在一些可能的实现方式中,目标数据库可以响应于对所述目标数据库对象的验证请求,读取所述文件,获得所述至少一个数据库对象中目标数据库对象依赖的表数据。也即,该方法可以实现按需验证相应的数据库对象,如此可以避免资源浪费,提高资源利用率。
在一些可能的实现方式中,数据库迁移系统可以集成于数据库和应用迁移(Database and Application Migration)UGO,以下简称为UGO。UGO可以实现将源数据库中的对象同步至异构的目标数据库,并支持将源数据库中至少一个数据库对象依赖的表数据导出至文件,目标数据库读取文件获得表数据,以实现对同步的数据库对象进行带数据验证。该方法对带数据对象验证的数据准备阶段进行了全新的方案设计,有效缩短了数据准备阶段的时长,由此提高了数据库对象验证的效率。而且,导出的文件通常是只读的,目标数据库可以多次读取文件中的数据部分,并根据读取的数据部分进行相应的格式转换,从而实现对不同数据库对象的验证。该方法无需重复执行整个数据同步过程,大幅度缩短了同步时间,提高了数据库对象验证的效率,满足了业务的需求。
第二方面,本申请提供一种数据库迁移系统,所述系统包括:
源数据库,用于将至少一个数据库对象依赖的表数据导出至文件;
目标数据库,用于读取所述文件,获得所述至少一个数据库对象中目标数据库对象依赖的表数据,根据所述目标数据库对象依赖的表数据,验证所述目标数据库对象。
在一些可能的实现方式中,所述文件包括文件头和数据,所述目标数据库具体用于:
读取所述文件中的数据;
对所述文件中的数据进行格式转换,获得所述至少一个数据库对象中目标数据库对象依赖的表数据。
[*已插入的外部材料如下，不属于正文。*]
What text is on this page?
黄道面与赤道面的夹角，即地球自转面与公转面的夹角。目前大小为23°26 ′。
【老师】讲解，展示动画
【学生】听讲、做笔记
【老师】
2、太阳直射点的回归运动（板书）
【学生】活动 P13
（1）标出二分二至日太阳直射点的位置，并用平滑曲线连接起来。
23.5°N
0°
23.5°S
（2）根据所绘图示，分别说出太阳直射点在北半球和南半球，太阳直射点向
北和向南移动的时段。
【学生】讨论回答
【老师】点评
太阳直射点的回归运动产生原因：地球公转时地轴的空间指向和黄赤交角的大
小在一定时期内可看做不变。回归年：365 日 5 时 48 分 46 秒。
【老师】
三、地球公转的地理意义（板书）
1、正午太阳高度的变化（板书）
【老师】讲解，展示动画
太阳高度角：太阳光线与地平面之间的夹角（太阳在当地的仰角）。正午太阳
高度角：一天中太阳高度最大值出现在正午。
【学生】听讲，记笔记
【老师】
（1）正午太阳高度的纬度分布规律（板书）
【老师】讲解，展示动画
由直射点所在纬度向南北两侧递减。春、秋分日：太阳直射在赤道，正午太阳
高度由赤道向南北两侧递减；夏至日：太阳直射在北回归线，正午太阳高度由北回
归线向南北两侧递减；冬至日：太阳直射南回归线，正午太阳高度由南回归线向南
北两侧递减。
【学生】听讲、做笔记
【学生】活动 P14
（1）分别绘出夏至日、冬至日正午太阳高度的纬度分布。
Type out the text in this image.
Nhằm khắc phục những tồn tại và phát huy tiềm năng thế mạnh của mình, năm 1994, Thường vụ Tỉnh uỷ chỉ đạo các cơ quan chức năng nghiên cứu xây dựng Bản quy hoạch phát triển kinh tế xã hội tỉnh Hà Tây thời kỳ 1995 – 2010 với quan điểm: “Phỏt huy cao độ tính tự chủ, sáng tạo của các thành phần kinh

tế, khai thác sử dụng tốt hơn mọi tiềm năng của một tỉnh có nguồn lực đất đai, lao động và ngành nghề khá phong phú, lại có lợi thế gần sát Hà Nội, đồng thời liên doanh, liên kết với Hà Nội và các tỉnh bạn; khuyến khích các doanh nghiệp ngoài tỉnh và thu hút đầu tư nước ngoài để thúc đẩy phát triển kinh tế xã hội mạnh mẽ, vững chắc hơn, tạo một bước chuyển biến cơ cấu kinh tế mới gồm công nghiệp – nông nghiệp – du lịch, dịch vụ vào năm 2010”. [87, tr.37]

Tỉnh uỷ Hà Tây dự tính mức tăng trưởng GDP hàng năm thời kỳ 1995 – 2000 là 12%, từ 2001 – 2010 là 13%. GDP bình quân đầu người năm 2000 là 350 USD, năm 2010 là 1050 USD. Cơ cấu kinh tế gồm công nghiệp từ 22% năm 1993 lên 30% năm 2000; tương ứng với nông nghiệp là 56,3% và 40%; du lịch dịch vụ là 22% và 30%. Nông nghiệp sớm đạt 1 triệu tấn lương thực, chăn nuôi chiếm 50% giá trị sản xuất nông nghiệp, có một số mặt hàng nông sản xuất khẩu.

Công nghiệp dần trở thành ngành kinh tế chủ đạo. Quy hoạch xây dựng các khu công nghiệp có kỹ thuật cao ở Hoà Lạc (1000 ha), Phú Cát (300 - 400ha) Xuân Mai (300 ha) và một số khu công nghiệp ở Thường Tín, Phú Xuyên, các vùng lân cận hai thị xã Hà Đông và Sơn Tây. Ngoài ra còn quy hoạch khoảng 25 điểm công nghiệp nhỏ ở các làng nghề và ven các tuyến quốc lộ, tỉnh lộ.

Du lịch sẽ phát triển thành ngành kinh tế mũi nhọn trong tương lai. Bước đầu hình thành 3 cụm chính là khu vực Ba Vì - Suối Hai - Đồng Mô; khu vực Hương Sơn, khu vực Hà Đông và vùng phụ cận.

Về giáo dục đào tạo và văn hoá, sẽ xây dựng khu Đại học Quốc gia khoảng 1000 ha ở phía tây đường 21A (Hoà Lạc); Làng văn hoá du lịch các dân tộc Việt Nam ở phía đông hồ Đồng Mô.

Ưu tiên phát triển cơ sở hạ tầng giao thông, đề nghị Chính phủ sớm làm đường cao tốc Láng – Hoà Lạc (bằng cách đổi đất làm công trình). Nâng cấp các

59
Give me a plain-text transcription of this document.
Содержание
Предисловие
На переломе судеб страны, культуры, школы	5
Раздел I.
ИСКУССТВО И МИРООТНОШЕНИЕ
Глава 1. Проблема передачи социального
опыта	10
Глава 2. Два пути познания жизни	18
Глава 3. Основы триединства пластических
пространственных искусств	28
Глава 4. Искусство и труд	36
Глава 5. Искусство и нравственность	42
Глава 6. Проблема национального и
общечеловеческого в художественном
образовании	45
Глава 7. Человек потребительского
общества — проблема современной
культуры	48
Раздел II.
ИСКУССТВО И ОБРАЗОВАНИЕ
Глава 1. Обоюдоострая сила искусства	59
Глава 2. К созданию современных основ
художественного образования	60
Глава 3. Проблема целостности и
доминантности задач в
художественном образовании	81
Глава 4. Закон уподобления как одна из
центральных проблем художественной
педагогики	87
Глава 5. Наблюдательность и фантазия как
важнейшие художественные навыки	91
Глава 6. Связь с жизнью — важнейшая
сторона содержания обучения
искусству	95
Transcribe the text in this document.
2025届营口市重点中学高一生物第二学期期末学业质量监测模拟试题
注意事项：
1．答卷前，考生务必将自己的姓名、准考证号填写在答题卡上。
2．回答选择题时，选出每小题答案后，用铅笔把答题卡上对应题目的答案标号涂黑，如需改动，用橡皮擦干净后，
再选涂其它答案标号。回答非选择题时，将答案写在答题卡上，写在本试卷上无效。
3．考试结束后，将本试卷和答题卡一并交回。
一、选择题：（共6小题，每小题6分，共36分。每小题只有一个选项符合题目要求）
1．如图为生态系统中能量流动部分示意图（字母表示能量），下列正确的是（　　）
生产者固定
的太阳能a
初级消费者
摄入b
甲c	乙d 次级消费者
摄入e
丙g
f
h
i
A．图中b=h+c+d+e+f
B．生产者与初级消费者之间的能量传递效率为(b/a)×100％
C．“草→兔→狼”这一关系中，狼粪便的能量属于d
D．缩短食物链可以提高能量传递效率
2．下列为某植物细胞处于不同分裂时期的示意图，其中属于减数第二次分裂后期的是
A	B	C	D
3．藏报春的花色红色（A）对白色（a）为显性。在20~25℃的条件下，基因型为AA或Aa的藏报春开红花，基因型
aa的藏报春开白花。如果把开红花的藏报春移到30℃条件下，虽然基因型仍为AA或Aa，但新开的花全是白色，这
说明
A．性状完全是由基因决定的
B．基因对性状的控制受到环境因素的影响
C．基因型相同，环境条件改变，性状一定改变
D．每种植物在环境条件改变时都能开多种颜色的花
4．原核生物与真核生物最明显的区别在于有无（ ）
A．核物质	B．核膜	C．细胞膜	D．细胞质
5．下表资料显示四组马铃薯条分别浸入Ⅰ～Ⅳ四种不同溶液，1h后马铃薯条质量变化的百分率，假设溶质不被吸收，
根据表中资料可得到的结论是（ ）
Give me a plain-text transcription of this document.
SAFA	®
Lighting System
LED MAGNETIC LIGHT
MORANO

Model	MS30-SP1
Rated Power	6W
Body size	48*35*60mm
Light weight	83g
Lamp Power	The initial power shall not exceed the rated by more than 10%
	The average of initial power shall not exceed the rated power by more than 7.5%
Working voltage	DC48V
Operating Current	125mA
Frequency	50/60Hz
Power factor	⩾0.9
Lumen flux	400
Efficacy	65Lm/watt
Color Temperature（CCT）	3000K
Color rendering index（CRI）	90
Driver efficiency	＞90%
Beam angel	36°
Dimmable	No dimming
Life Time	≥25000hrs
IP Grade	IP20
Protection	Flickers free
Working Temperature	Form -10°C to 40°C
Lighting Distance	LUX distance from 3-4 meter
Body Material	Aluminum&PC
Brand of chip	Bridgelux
在一些可能的实现方式中,所述目标数据库对所述文件中的数据进行格式转换,获得所述至少一个数据库对象中目标数据库对象依赖的表数据,具体用于:
根据所述文件中的数据,按照所述至少一个数据库对象中目标数据库对象所依赖的表数据的结构, 构建外表;
所述目标数据库根据所述目标数据库对象依赖的表数据,验证所述目标数据库对象,具体用于:
根据所述外表,验证所述目标数据库对象。
在一些可能的实现方式中,所述目标数据库具体用于:
运行所述目标数据库对象,执行对所述外表的插入、删除、查询、更新、连接、清空、行级锁或事务操作中的一种或多种,获得第一返回值和第一运行时间;
根据所述第一返回值、第一运行时间以及所述源数据库运行所述目标数据库对象获得的第二返回值和第二运行时间,验证所述目标数据库对象。
在一些可能的实现方式中,所述目标数据库具体用于:
根据所述文件中的数据,调用外表访问插件,按照所述至少一个数据库对象中目标数据库对象所依赖的表数据的结构,构建外表。
在一些可能的实现方式中,所述文件中的数据以二进制字节流格式存储。
在一些可能的实现方式中,所述目标数据库具体用于:
响应于对所述目标数据库对象的验证请求,读取所述文件,获得所述至少一个数据库对象中目标数据库对象依赖的表数据。
第三方面,本申请提供一种计算设备集群。所述计算设备集群包括至少一台计算设备,所述至少一台计算设备包括至少一个处理器和至少一个存储器。所述至少一个处理器、所述至少一个存储器进行相互的通信。所述至少一个处理器用于执行所述至少一个存储器中存储的指令,以使得计算设备或计算设备集群执行如第一方面或第一方面的任一种实现方式所述的数据库对象的验证方法。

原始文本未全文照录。